United Kingdom has one of the best regulatory system to prevent financial malpractices and scams that affect retail traders and institutional traders. The Financial Conduct Authority (FCA) is one of the highly reputed regulatory organisations in the world which regulates Forex broker and financial institutions.
Financial companies are regulated by FCA in conjunction with Bank of England and the Prudential Regulatory Authority. Since FCS is part of the European Economic Area Agreement, Forex brokers regulated by the FCA are able to operate in any part of the European Union without the need to set up offices in Europe.
Protection Of Client Funds
FCA brokers have to keep client funds in segregated accounts away from their company accounts, and should not use their traders’ money for any other purposes.

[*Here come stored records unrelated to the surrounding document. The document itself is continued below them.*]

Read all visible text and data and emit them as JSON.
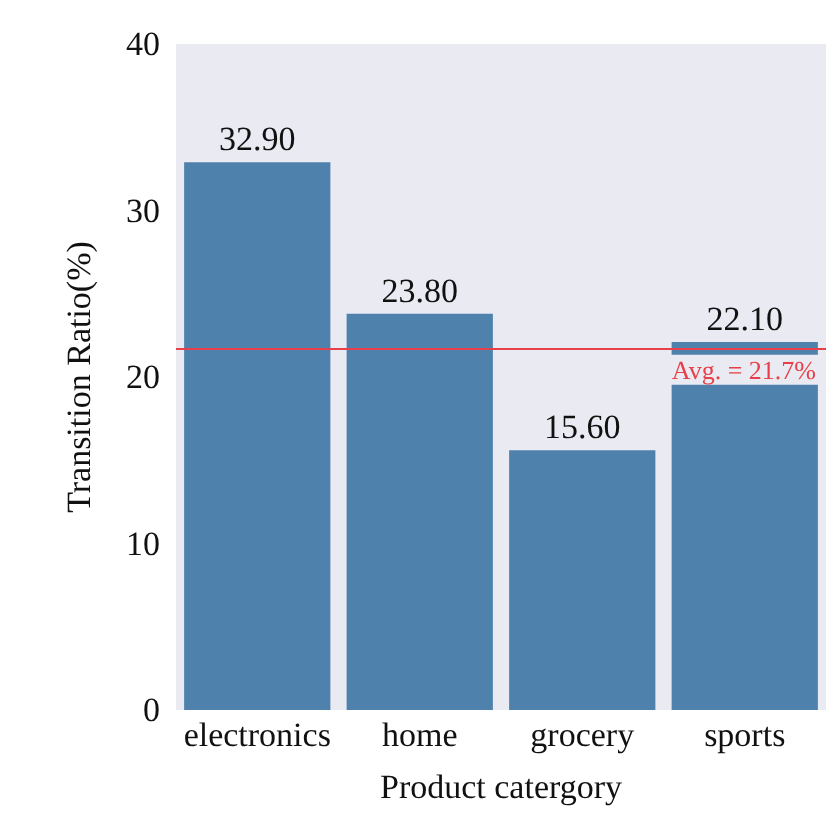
{
  "chart_data": {
    "type": "bar",
    "xlabel": "Product catergory",
    "ylabel": "Transition Ratio(%)",
    "categories": [
      "electronics",
      "home",
      "grocery",
      "sports"
    ],
    "values": [
      32.9,
      23.8,
      15.6,
      22.1
    ],
    "value_labels": [
      "32.90",
      "23.80",
      "15.60",
      "22.10"
    ],
    "color": "#4e81ac",
    "ylim": [
      0,
      40
    ],
    "yticks": [
      0,
      10,
      20,
      30,
      40
    ],
    "ref_lines": [
      {
        "axis": "y",
        "value": 21.7,
        "label": "Avg. = 21.7%",
        "color": "#e8404a"
      }
    ],
    "grid": false
  }
}
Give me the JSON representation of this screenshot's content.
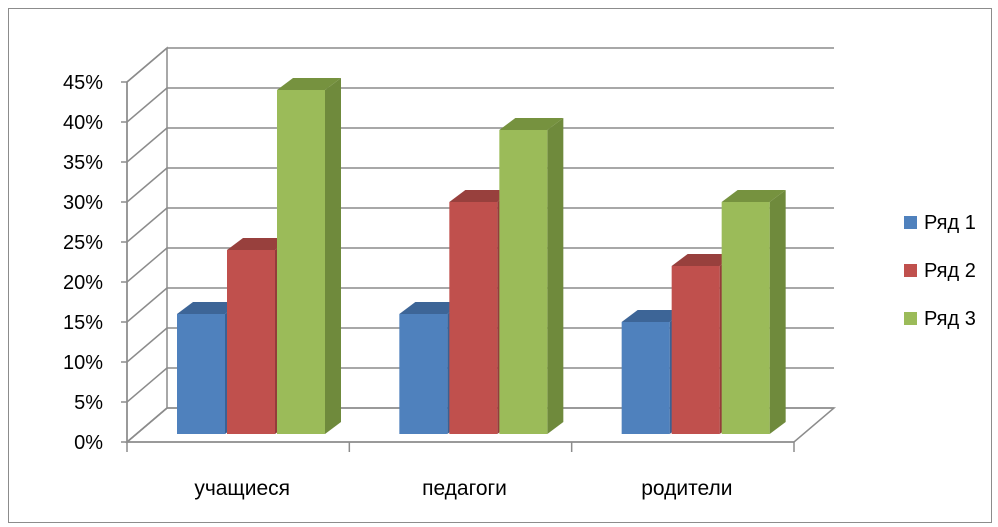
{
  "chart_data": {
    "type": "bar",
    "categories": [
      "учащиеся",
      "педагоги",
      "родители"
    ],
    "series": [
      {
        "name": "Ряд 1",
        "values": [
          15,
          15,
          14
        ],
        "color": "#4f81bd",
        "side": "#3a6194",
        "top": "#3d6597"
      },
      {
        "name": "Ряд 2",
        "values": [
          23,
          29,
          21
        ],
        "color": "#c0504d",
        "side": "#943c3a",
        "top": "#98403d"
      },
      {
        "name": "Ряд 3",
        "values": [
          43,
          38,
          29
        ],
        "color": "#9bbb59",
        "side": "#6f8a3c",
        "top": "#76923f"
      }
    ],
    "y_ticks": [
      "0%",
      "5%",
      "10%",
      "15%",
      "20%",
      "25%",
      "30%",
      "35%",
      "40%",
      "45%"
    ],
    "ylim": [
      0,
      45
    ],
    "y_unit": "%",
    "grid": true,
    "legend": "right",
    "title": "",
    "xlabel": "",
    "ylabel": ""
  }
}
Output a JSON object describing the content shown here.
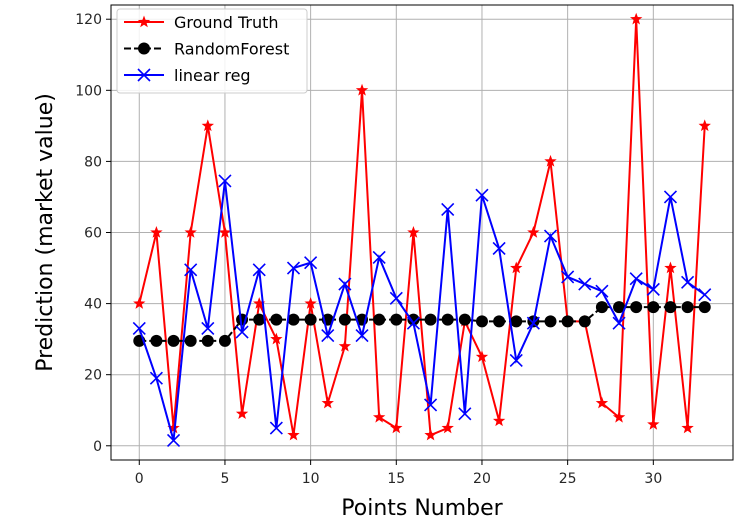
{
  "chart_data": {
    "type": "line",
    "xlabel": "Points Number",
    "ylabel": "Prediction (market value)",
    "xlim": [
      -1.65,
      34.65
    ],
    "ylim": [
      -4,
      124
    ],
    "xticks": [
      0,
      5,
      10,
      15,
      20,
      25,
      30
    ],
    "yticks": [
      0,
      20,
      40,
      60,
      80,
      100,
      120
    ],
    "grid": true,
    "legend_position": "top-left",
    "x": [
      0,
      1,
      2,
      3,
      4,
      5,
      6,
      7,
      8,
      9,
      10,
      11,
      12,
      13,
      14,
      15,
      16,
      17,
      18,
      19,
      20,
      21,
      22,
      23,
      24,
      25,
      26,
      27,
      28,
      29,
      30,
      31,
      32,
      33
    ],
    "series": [
      {
        "name": "Ground Truth",
        "color": "#ff0000",
        "marker": "star",
        "line_style": "solid",
        "values": [
          40,
          60,
          5,
          60,
          90,
          60,
          9,
          40,
          30,
          3,
          40,
          12,
          28,
          100,
          8,
          5,
          60,
          3,
          5,
          35,
          25,
          7,
          50,
          60,
          80,
          35,
          35,
          12,
          8,
          120,
          6,
          50,
          5,
          90
        ]
      },
      {
        "name": "RandomForest",
        "color": "#000000",
        "marker": "circle",
        "line_style": "dashed",
        "values": [
          29.5,
          29.5,
          29.5,
          29.5,
          29.5,
          29.5,
          35.5,
          35.5,
          35.5,
          35.5,
          35.5,
          35.5,
          35.5,
          35.5,
          35.5,
          35.5,
          35.5,
          35.5,
          35.5,
          35.5,
          35,
          35,
          35,
          35,
          35,
          35,
          35,
          39,
          39,
          39,
          39,
          39,
          39,
          39
        ]
      },
      {
        "name": "linear reg",
        "color": "#0000ff",
        "marker": "x",
        "line_style": "solid",
        "values": [
          33,
          19,
          1.5,
          49.5,
          33,
          74.5,
          32,
          49.5,
          5,
          50,
          51.5,
          31,
          45.5,
          31,
          53,
          41.5,
          34.5,
          11.5,
          66.5,
          9,
          70.5,
          55.5,
          24,
          34.5,
          59,
          47.5,
          45.5,
          43.5,
          34.5,
          47,
          44,
          70,
          46,
          42.5
        ]
      }
    ]
  }
}
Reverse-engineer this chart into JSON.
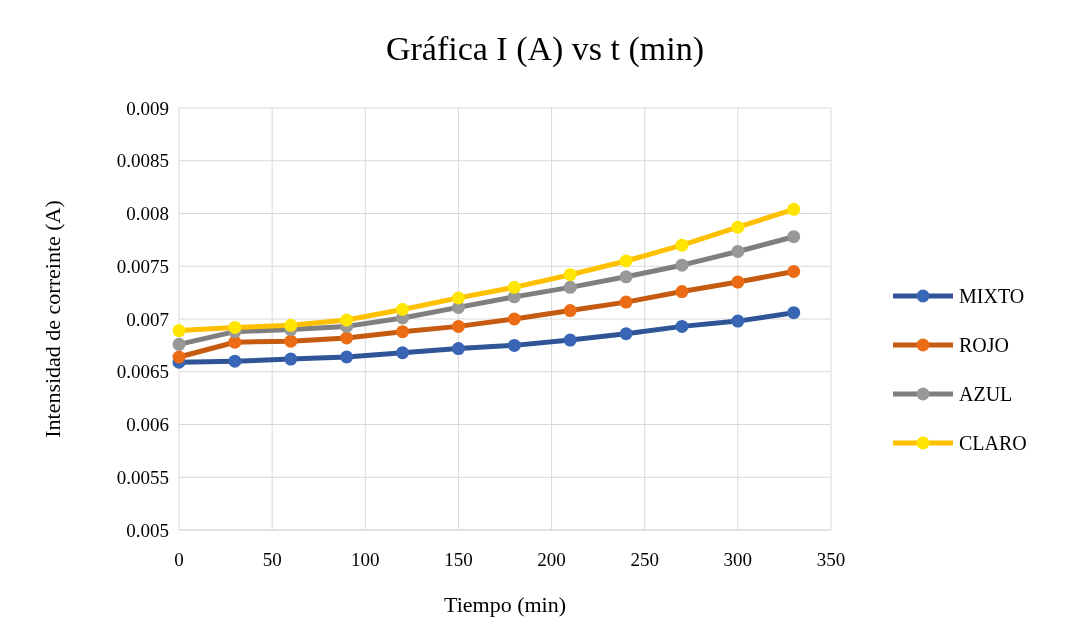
{
  "chart_data": {
    "type": "line",
    "title": "Gráfica I (A) vs t (min)",
    "xlabel": "Tiempo (min)",
    "ylabel": "Intensidad de correinte  (A)",
    "x": [
      0,
      30,
      60,
      90,
      120,
      150,
      180,
      210,
      240,
      270,
      300,
      330
    ],
    "xlim": [
      0,
      350
    ],
    "xticks": [
      0,
      50,
      100,
      150,
      200,
      250,
      300,
      350
    ],
    "ylim": [
      0.005,
      0.009
    ],
    "yticks": [
      0.005,
      0.0055,
      0.006,
      0.0065,
      0.007,
      0.0075,
      0.008,
      0.0085,
      0.009
    ],
    "grid": true,
    "legend": "right",
    "marker": "circle",
    "line_style": "solid",
    "series": [
      {
        "name": "MIXTO",
        "color": "#2f5597",
        "values": [
          0.00659,
          0.0066,
          0.00662,
          0.00664,
          0.00668,
          0.00672,
          0.00675,
          0.0068,
          0.00686,
          0.00693,
          0.00698,
          0.00706
        ]
      },
      {
        "name": "ROJO",
        "color": "#c55a11",
        "values": [
          0.00664,
          0.00678,
          0.00679,
          0.00682,
          0.00688,
          0.00693,
          0.007,
          0.00708,
          0.00716,
          0.00726,
          0.00735,
          0.00745
        ]
      },
      {
        "name": "AZUL",
        "color": "#7f7f7f",
        "values": [
          0.00676,
          0.00688,
          0.0069,
          0.00693,
          0.00701,
          0.00711,
          0.00721,
          0.0073,
          0.0074,
          0.00751,
          0.00764,
          0.00778
        ]
      },
      {
        "name": "CLARO",
        "color": "#ffc000",
        "values": [
          0.00689,
          0.00692,
          0.00694,
          0.00699,
          0.00709,
          0.0072,
          0.0073,
          0.00742,
          0.00755,
          0.0077,
          0.00787,
          0.00804
        ]
      }
    ]
  }
}
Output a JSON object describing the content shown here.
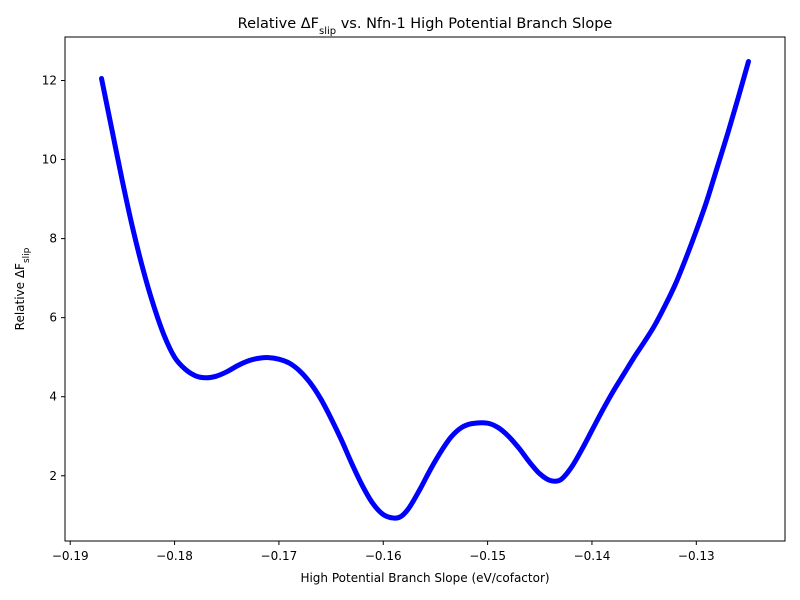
{
  "chart_data": {
    "type": "line",
    "title": {
      "prefix": "Relative ΔF",
      "subscript": "slip",
      "suffix": " vs. Nfn-1 High Potential Branch Slope"
    },
    "xlabel": "High Potential Branch Slope (eV/cofactor)",
    "ylabel": {
      "prefix": "Relative ΔF",
      "subscript": "slip"
    },
    "xlim": [
      -0.1905,
      -0.1215
    ],
    "ylim": [
      0.35,
      13.1
    ],
    "xticks": [
      -0.19,
      -0.18,
      -0.17,
      -0.16,
      -0.15,
      -0.14,
      -0.13
    ],
    "xtick_labels": [
      "−0.19",
      "−0.18",
      "−0.17",
      "−0.16",
      "−0.15",
      "−0.14",
      "−0.13"
    ],
    "yticks": [
      2,
      4,
      6,
      8,
      10,
      12
    ],
    "ytick_labels": [
      "2",
      "4",
      "6",
      "8",
      "10",
      "12"
    ],
    "grid": false,
    "series": [
      {
        "color": "#0000ff",
        "x": [
          -0.187,
          -0.186,
          -0.185,
          -0.184,
          -0.183,
          -0.182,
          -0.181,
          -0.18,
          -0.179,
          -0.178,
          -0.177,
          -0.176,
          -0.175,
          -0.174,
          -0.173,
          -0.172,
          -0.171,
          -0.17,
          -0.169,
          -0.168,
          -0.167,
          -0.166,
          -0.165,
          -0.164,
          -0.163,
          -0.162,
          -0.161,
          -0.16,
          -0.159,
          -0.1583,
          -0.1575,
          -0.1565,
          -0.1555,
          -0.1545,
          -0.1535,
          -0.1525,
          -0.1515,
          -0.15,
          -0.149,
          -0.148,
          -0.147,
          -0.146,
          -0.145,
          -0.144,
          -0.143,
          -0.142,
          -0.141,
          -0.14,
          -0.139,
          -0.138,
          -0.137,
          -0.136,
          -0.135,
          -0.134,
          -0.133,
          -0.132,
          -0.131,
          -0.13,
          -0.129,
          -0.128,
          -0.127,
          -0.126,
          -0.125
        ],
        "y": [
          12.05,
          10.75,
          9.45,
          8.25,
          7.2,
          6.3,
          5.55,
          5.0,
          4.7,
          4.53,
          4.48,
          4.52,
          4.63,
          4.78,
          4.9,
          4.97,
          4.99,
          4.95,
          4.85,
          4.65,
          4.35,
          3.95,
          3.45,
          2.9,
          2.3,
          1.75,
          1.3,
          1.02,
          0.93,
          0.97,
          1.2,
          1.65,
          2.15,
          2.6,
          2.98,
          3.22,
          3.32,
          3.33,
          3.22,
          3.0,
          2.7,
          2.35,
          2.05,
          1.88,
          1.9,
          2.2,
          2.65,
          3.15,
          3.65,
          4.12,
          4.55,
          4.98,
          5.38,
          5.8,
          6.3,
          6.85,
          7.5,
          8.2,
          8.95,
          9.8,
          10.65,
          11.55,
          12.48
        ]
      }
    ]
  }
}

FCA regulated broker should have a minimum operating capital of £1 million, which increases according to the number of traders and the trading capital.
FCA regulated brokers must ensure that all withdrawals are processed immediately without any delay.
Financial Services Compensation Scheme
FCA regulated FX brokers are required to protect their clients under the FSCS (Financial Services Compensation Scheme). This provides assurance to the traders that their trading capital is protected in case of any the broker faces bankruptcy or insolvency.
- The Financial Services Compensation Scheme (FSCS) provides protection for traders against broker-related issues by providing a guarantee of up to £50,000 in compensation.
- In the case of broker liquidation, traders can receive a 100% of their capital up to £30,000 and a maximum of 90% for the remaining amount for a maximum of £50,000.
Proactively Tackling Financial Abuse
FCA regulated brokers are required to submit yearly audit reports and periodic financial statements of their holdings.
FCA actively seeks out financial scams to deter companies from committing any offense.
FCA investigates any instances of fraud or consumer abuse, even though it does not get involved in any conflict between a company and its client.
Forex brokers found guilty of malpractice could be revoked of their licenses or issued fines or permanently banned from operating in the UK.
FCA also has strict rules regarding price manipulation, platform tampering, and conflicts of interests with its clients.
The online FCA database can be used to verify the FCA regulatory information advertised by the broker.